Selon les informations rapportées par la chaîne Al Jazeera, le ministère chinois du Commerce a bloqué mardi l’exportation d’articles « à double usage » vers 20 entités commerciales et institutionnelles nippones. Ces équipements, qui peuvent avoir des applications tant civiles que militaires, ne pourront plus être livrés à des groupes tels que Mitsubishi Heavy Industries, Kawasaki Heavy Industries, l’Académie nationale de défense du Japon ou encore l’Agence japonaise d’exploration aérospatiale (JAXA). Le secrétaire en chef adjoint du cabinet japonais, Sato Kei, a qualifié cette décision de « déplorable », affirmant qu’elle ne serait « pas tolérée » par Tokyo.
Pour justifier cette mesure, Pékin invoque la nécessité de « sauvegarder la sécurité et les intérêts nationaux » et de respecter ses obligations de non-prolifération. Les autorités chinoises accusent ces entreprises de participer au « renforcement de la puissance militaire du Japon ». Dans la foulée, le ministère chinois du Commerce a placé 20 autres entités sur une liste de surveillance des restrictions d’exportation, parmi lesquelles le constructeur automobile Subaru, la compagnie pétrolière ENEOS Corporation et Mitsubishi Materials Corporation. Les exportateurs chinois doivent désormais soumettre un rapport d’évaluation des risques pour garantir que leurs produits ne serviront pas les capacités militaires japonaises.
Notre rédaction rappelle que cette décision s’inscrit dans un contexte de détérioration des relations entre les deux pays, exacerbée en novembre dernier. La Première ministre japonaise, Sanae Takaichi, avait alors déclaré devant les parlementaires qu’une attaque chinoise contre Taïwan constituerait une « situation menaçant la survie » du Japon. Elle avait précisé qu’un tel scénario pourrait légalement autoriser Tokyo à activer ses Forces d’autodéfense, malgré la constitution pacifiste du pays.
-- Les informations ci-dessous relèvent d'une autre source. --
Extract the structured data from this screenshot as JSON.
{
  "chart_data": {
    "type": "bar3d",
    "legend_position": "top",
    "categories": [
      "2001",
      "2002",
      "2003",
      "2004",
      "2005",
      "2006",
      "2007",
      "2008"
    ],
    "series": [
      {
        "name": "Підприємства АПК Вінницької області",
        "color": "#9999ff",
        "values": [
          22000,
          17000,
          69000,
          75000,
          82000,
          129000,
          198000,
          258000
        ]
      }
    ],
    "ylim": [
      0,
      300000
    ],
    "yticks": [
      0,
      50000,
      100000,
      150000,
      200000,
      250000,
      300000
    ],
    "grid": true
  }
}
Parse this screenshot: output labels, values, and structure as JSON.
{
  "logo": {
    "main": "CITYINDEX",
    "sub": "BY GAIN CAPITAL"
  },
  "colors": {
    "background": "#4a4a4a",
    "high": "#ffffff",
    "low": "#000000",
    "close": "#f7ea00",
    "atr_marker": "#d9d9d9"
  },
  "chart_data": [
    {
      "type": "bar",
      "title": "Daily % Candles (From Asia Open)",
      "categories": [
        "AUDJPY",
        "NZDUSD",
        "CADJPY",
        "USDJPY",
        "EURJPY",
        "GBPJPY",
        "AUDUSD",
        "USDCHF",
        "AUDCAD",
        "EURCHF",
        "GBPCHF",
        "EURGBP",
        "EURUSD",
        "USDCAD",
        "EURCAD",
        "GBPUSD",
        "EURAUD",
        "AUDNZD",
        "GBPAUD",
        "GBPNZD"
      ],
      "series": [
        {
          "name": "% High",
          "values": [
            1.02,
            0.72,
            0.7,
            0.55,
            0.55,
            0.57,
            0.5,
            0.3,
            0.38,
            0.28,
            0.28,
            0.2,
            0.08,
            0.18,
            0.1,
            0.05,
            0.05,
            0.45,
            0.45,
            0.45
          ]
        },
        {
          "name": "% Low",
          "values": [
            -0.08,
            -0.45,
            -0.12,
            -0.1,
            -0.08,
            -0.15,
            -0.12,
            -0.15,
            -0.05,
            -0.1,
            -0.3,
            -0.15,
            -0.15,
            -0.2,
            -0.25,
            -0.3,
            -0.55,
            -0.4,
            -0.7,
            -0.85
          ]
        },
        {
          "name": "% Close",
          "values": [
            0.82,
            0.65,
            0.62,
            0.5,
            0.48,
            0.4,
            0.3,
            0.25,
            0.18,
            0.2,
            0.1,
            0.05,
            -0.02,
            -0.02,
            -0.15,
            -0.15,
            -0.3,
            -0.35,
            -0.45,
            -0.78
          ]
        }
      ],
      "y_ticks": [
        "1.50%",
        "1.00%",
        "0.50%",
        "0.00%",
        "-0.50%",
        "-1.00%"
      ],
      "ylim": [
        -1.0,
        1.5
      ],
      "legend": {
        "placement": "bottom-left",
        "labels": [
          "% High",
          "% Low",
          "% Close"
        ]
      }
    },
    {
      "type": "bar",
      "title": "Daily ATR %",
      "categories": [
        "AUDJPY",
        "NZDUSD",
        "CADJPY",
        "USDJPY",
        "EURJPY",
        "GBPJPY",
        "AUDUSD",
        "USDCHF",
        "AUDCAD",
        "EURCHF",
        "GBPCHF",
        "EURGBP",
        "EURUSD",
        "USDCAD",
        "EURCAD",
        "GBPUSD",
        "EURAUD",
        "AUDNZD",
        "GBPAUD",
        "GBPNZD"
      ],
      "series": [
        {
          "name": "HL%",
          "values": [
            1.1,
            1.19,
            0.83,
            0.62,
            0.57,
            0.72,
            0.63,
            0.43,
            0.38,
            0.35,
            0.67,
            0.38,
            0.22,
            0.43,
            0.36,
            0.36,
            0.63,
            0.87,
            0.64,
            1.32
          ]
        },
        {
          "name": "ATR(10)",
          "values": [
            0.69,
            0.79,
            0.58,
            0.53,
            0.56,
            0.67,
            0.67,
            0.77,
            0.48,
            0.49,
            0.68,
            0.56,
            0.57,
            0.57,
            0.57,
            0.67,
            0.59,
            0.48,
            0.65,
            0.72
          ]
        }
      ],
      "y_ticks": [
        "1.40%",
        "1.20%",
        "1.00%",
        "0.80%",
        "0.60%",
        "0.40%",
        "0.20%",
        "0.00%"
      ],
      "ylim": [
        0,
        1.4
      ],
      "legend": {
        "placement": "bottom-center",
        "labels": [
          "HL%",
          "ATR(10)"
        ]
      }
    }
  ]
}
Ces déclarations sur Taïwan, île démocratique que Pékin revendique comme son territoire, avaient provoqué la colère des autorités chinoises. Celles-ci avaient alors découragé leurs citoyens de se rendre au Japon, entraînant une baisse importante des revenus touristiques. Avant cette nouvelle restriction sur les articles à double usage, Pékin avait déjà imposé en janvier des limites sur les exportations de terres rares vers le Japon, ciblant des matériaux comme le gallium, le germanium et le graphite, utilisables à des fins de défense.